Sono state appena 30 mila le emersioni in agricoltura e hanno riguardato prevalentemente albanesi, marocchini e indiani. Le aspettative erano ben altre dato che, nella narrazione padronale, la carenza di manodopera – causata dal Covid – raggiungeva i 300 mila. Unica categoria a beneficiare della regolarizzazione è quella di colf e badanti, con 176 mila domande. La maggioranza delle imprese agricole l’ha ignorata. Gli invisibili dei campi, che vivono nei ghetti fatiscenti, lavorano per tre euro l’ora spesso sotto caporalato, sono rimasti tali anche se la norma era stata pensata per loro. Diversi i motivi del flop. Il più clamoroso: non è mai stato pubblicato il decreto ministeriale per quantificare i costi della sanatoria per i datori. La legge parlava di 500 euro come somma forfettaria e di una cifra aggiuntiva “a titolo retributivo, contributivo e fiscale” che doveva essere indicata con un provvedimento dei ministeri di Lavoro, Economia, Agricoltura e Interno. Approvato in Consiglio dei ministri l’8 luglio – già in ritardo con la finestra per la sanatoria partita il 1° giugno – è passato agli organi di controllo, dove si è arenato. Il 15 agosto sono scaduti i termini, ma il decreto ancora non c’era. Le imprese non sapevano quanto sarebbe costata l’emersione; quelle che l’hanno chiesta hanno fatto un salto nel buio. Per il lavoro domestico era più semplice fare i calcoli, meno nell’agricoltura. La possibilità di regolarizzare i lavoratori in nero è stato un regalo a metà per le aziende e un’illusione per i lavoratori.

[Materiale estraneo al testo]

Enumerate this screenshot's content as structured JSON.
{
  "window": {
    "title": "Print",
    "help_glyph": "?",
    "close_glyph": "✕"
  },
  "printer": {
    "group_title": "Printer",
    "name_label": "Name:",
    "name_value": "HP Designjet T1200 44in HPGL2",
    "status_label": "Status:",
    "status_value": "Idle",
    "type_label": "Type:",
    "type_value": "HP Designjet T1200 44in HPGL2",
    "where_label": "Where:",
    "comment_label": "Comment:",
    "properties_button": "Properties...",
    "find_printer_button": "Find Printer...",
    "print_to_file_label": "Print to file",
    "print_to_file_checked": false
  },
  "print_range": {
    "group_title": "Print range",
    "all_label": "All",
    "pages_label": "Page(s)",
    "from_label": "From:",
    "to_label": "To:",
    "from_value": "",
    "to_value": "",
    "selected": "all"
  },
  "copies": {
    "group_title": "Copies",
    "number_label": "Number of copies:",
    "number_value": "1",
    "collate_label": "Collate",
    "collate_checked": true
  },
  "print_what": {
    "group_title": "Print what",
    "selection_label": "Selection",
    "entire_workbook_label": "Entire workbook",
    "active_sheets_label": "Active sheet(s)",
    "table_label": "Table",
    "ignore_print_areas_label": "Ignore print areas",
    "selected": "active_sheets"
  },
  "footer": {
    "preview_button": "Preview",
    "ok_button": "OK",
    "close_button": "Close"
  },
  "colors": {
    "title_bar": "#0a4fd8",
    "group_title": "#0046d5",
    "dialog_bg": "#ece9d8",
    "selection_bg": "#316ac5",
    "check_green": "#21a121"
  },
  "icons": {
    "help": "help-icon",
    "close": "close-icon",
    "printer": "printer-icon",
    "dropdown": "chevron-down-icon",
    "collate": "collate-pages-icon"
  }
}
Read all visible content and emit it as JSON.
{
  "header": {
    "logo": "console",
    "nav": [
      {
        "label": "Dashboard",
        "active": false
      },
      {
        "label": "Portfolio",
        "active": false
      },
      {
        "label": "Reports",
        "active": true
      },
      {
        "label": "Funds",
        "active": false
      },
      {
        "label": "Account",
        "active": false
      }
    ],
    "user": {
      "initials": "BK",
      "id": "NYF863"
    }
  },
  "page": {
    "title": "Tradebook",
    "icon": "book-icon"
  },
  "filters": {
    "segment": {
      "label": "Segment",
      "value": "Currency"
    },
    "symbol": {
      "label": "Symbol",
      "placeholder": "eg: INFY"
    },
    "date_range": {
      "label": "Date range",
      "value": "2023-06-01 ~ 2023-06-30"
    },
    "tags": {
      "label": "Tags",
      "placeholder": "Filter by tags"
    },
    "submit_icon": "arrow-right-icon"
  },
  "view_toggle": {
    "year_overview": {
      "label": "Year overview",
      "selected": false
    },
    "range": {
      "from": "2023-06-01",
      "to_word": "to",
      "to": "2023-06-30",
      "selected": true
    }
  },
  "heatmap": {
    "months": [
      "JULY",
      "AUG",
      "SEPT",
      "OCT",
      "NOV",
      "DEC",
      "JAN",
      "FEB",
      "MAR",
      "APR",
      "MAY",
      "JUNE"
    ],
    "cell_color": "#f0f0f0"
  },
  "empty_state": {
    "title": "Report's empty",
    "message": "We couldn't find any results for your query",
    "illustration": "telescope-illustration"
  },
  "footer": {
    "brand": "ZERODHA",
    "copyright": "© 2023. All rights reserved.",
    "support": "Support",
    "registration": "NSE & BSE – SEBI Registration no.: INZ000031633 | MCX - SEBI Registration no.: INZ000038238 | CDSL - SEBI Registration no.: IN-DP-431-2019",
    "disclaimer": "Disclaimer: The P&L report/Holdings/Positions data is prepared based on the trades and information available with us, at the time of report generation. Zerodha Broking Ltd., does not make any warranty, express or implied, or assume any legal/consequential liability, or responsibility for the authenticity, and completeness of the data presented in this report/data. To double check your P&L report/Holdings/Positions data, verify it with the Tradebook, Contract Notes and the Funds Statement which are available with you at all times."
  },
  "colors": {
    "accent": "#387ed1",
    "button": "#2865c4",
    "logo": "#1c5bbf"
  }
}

“I numeri – dice Jean René Bilongo, presidente dell’osservatorio Placido Rizzotto (Flai Cgil) – non ci soddisfano. Speravamo almeno 160 mila emersioni, 30 mila è un fiasco di cui è responsabile la sciatteria delle istituzioni e dei datori di lavoro. La verità è che non era la stangata a preoccupare, il lavoro nero conviene a tutti”. Questa è la seconda ragione del fallimento: le imprese mal sopportano non solo i costi connessi strettamente alla sanatoria, ma anche quelli legati ai contratti di lavoro regolari da applicare, in un settore in cui il nero raggiunge il 36% del lavoro subordinato (dato Istat).

Oltre ai 30 mila emersi “grazie” ai datori di lavoro, ci sono quasi 13 mila stranieri – prevalentemente richiedenti asilo – che hanno presentato autonomamente la domanda per un permesso di soggiorno per ricerca di lavoro. L’unico sistema che non richiedeva l’intercessione delle aziende, ma che rischia di tramutarsi in un’illusione: terminati i sei mesi, chi non avrà trovato un posto tornerà irregolare. A garantire le raccolte è stato pure questa volta un esercito di irregolari. Una manodopera che non manca mai, nonostante le lamentele delle imprese agricole che, con l’obbligo di quarantena per chi proviene da Romania e Bulgaria, hanno già lanciato un nuovo allarme per la vendemmia. Una nuova scusa per chiedere il ritorno dei voucher in agricoltura.